By John Barry | Posted 2/11/2004

No Niggers, No Jews, No Dogs

John Henry Redwood

At the Arena Players through Feb. 29

ohn Redwood's No Niggers, No Jews, No Dogs dumps us in Halifax, N.C., just after World War II, where a black woman is raped and impregnated by a white man. That's a lot of baggage for any playwright to handle. When the Arena Payers hit their stride, this play is epiphanic.

The father, the amiable, imposing, temperamental Rawl (Michael Kane, pictured right) is the man of the family, who's going to Cleveland to dig graves for war soldiers. The mother, Mattie (Cheryl Pasteur), is the moral pillar of the family and dispenser of tough love. Daughter Joyce (Yolanda Jenkins) is college-bound, reads Homer, and is beginning to get involved with bucktoothed boys. And there's her sister, Matoka (Brianna Hollimon), who delivers an enjoyable performance as the quintessential bratty younger sibling.

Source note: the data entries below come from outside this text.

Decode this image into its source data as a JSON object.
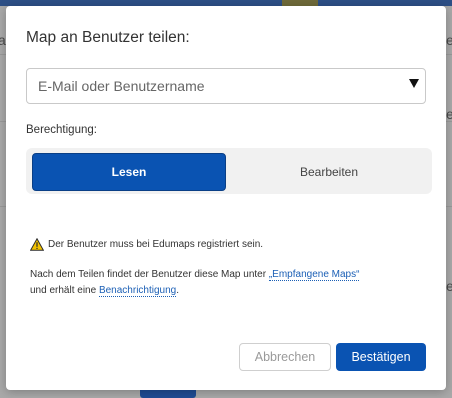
{
  "dialog": {
    "title": "Map an Benutzer teilen:",
    "user_select": {
      "placeholder": "E-Mail oder Benutzername"
    },
    "permission": {
      "label": "Berechtigung:",
      "options": [
        "Lesen",
        "Bearbeiten"
      ],
      "selected": "Lesen"
    },
    "warning": "Der Benutzer muss bei Edumaps registriert sein.",
    "info": {
      "text_before": "Nach dem Teilen findet der Benutzer diese Map unter ",
      "link_received": "„Empfangene Maps“",
      "text_middle": "und erhält eine ",
      "link_notification": "Benachrichtigung",
      "text_end": "."
    },
    "buttons": {
      "cancel": "Abbrechen",
      "confirm": "Bestätigen"
    }
  },
  "background": {
    "partial_texts": [
      "a",
      "e",
      "e",
      "e"
    ]
  },
  "colors": {
    "primary": "#0a53b2",
    "link": "#1b5fb5",
    "warning": "#f2c200"
  }
}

The standout moments in this story include a soliloquy by Mattie, in which she explains how she tries to absorb the anger of a husband in a society that refuses to grant him the rights of a man. Rawl's own reaction to his wife's pregnancy is also oddly affecting: While we've been expecting an operatic Othello-type blowup, his exasperation is intensely human. When these two characters are able to tap their essential responses to the situation, as it develops onstage, the chemistry is excellent.

But the play loses its force when characters appear whose links to the drama are tenuous at best. Yaveni Aaronsohn (David Berkenblit, pictured left) is an elderly Jewish sociologist. His part in this play is a little ambiguous as he snoops around the place, linking his own experiences as a Jew to those of the family. Aunt Cora (Sandra Meekins), meanwhile, is a ghostlike presence who walks around in mourning dress, face covered. Both characters have appeal, but their lives are only significant as shadowy parallels to the play's central plot. While Aaronsohn introduces us to the Holocaust and Aunt Cora makes us aware of the horrors of lynching, Redwood hasn't found a way to integrate either one of them into the action.

The Arena Players is one of the most vital--and packed--theaters in town, so you know they're doing something right. No Niggers, No Jews, No Dogs takes on a powerful subject, and it could use a long run in Strom Thurmond's old hometown. But on a purely dramatic level, Redwood needs to relieve himself of some of his excess baggage. Just because there's a lot to talk about doesn't mean it all has to be said onstage.